Así lo refiere un estudio publicado por el Consejo Ciudadano para la Seguridad Pública y la Justicia Penal de México.

Tijuana abre el listado. Le sigue Acapulco y, en tercer sitio, Caracas, la capital de Venezuela.

Según el estudio, la ciudad más poblada de Baja California tenía en 2018 una tasa de 138.26 homicidios por cada 100 mil habitantes.

En ese mismo año, en Acapulco se registraron 110.5 homicidios por cada 100 mil habitantes, mientras que en el caso de Caracas la tasa fue de 99.98 por cada 100 mil.

Las cinco primeras plazas del listado las completan Victoria, Tamaulipas y Juárez, Chihuahua.

El estudio destaca la gravedad de la violencia urbana en México ya que es el país con el mayor número de ciudades en el ranking, 15 de las 50, desplazando a Brasil que durante varios años seguidos ha encabezado la lista de la ONG mexicana.

Dentro de las 50 ciudades: 15 son mexicanas, 14 brasileñas, seis venezolanas, cuatro estadounidenses, tres se ubican en Sudáfrica, dos en Colombia, dos también en Honduras y hay una de Guatemala, El Salvador, Puerto Rico y Jamaica.

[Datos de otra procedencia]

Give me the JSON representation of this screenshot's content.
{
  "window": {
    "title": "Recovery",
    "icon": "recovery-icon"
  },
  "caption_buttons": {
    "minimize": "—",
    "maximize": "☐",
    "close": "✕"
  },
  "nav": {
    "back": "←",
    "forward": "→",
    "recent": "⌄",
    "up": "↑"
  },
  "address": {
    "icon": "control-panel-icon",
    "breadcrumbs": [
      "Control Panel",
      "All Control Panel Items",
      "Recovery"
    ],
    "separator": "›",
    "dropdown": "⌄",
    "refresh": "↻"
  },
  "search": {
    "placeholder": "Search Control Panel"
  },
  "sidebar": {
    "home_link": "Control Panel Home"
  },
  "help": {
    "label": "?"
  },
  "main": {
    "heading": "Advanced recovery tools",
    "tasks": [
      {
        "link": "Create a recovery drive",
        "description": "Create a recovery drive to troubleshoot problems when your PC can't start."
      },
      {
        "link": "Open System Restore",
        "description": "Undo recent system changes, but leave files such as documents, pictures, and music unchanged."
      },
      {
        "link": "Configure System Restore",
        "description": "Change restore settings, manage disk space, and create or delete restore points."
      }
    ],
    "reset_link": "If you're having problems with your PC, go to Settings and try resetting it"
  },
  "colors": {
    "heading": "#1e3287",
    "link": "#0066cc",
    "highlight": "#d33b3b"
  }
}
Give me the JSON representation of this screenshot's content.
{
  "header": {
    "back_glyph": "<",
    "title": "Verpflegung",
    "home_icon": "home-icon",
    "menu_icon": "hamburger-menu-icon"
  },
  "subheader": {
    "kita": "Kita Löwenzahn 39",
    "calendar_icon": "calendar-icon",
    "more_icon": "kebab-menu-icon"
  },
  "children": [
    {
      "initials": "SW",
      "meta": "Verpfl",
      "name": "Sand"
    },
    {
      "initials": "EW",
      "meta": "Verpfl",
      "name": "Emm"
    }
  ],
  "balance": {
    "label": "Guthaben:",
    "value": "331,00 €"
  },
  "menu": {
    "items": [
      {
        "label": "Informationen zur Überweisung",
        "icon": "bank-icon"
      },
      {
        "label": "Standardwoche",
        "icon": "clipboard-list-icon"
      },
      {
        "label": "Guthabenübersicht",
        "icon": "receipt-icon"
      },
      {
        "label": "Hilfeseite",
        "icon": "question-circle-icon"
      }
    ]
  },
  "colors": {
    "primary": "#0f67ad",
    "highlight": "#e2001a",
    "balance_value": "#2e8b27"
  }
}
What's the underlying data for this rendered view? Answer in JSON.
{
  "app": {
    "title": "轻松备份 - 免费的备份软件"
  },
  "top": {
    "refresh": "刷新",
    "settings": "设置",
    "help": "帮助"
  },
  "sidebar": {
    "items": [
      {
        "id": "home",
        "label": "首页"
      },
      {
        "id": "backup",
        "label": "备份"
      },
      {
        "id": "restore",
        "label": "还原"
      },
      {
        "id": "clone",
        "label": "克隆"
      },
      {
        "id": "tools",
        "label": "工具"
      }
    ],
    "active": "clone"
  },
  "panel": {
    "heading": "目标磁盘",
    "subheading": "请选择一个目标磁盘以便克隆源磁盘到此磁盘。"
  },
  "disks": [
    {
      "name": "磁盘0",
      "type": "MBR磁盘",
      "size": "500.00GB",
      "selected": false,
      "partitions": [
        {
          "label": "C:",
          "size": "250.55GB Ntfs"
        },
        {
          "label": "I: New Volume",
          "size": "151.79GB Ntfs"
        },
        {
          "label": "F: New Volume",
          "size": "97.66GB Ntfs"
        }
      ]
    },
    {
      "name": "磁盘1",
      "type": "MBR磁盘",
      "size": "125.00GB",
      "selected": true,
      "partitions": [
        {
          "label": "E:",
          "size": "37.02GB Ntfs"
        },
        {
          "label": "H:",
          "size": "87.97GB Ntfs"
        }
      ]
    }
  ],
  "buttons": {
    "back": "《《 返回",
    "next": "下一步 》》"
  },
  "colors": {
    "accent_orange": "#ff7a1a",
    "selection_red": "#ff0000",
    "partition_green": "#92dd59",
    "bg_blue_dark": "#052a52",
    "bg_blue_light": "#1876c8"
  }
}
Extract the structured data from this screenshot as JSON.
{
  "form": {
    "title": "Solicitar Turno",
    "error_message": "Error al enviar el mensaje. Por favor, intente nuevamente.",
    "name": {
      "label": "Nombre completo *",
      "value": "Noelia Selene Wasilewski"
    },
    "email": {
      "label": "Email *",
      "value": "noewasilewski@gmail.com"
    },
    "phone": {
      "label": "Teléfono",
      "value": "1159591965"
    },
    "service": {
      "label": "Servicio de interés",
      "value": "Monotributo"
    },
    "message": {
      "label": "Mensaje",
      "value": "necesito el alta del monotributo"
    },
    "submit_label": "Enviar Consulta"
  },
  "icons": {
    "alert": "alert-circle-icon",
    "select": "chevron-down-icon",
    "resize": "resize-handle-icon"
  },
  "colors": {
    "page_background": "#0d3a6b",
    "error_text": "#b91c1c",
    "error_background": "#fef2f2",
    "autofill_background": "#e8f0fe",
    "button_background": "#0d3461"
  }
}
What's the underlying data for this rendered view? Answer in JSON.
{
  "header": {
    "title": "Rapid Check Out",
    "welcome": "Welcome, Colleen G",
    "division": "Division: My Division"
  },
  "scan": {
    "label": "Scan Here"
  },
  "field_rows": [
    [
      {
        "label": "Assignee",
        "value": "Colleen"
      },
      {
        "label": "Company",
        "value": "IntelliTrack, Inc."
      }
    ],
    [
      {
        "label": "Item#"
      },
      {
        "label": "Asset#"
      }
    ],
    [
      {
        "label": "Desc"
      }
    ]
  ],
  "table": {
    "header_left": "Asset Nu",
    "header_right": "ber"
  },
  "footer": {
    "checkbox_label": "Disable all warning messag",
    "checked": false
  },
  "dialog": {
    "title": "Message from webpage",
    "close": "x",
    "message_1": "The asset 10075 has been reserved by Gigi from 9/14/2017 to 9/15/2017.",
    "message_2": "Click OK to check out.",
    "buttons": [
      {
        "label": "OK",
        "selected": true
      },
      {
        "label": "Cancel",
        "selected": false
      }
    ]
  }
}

Algunos países han logrado que sus ciudades hayan salido del listado.

Honduras, con Distrito Central y Tegucigalpa, que estuvieron entre 2011 y 2016 entre las diez más violentas del mundo, en 2018 salieron de la lista.

Guatemala, por ejemplo, ha reducido su tasa de homicidios un 54 por ciento desde 2010.

Y Cúcuta, en Colombia, también ha salido de la lista.

Brasil, a pesar de que tiene 14 ciudades entre las 50 más violentas, también mejora, según el estudio. Porto Alegre, Campina Grande y Vitória han dejado la lista negra y otras como Fortaleza, João Pessoa, Maceió, Manaus y Natal han logrado fuertes descensos en la tasa de homicidios.

El informe alerta sobre la situación en Venezuela y critica que las autoridades hayan dejado de publicar la estadística criminal.

El estudio identifica las buenas y malas prácticas para reducir la violencia, así como algunos falsos mitos. Las políticas erróneas, en su opinión, pasan por la legalización de las drogas, dar subsidios a los delincuentes y negociar con los agentes de la violencia.

“Ni en Colombia ni en Honduras las drogas fueron legalizadas y experimentaron acentuadas bajas de la violencia”, aseguran. Y también recalcan que “los altos niveles de violencia ocurren también en ciudades en las que la pobreza ha bajado y ha mejorado el bienestar”.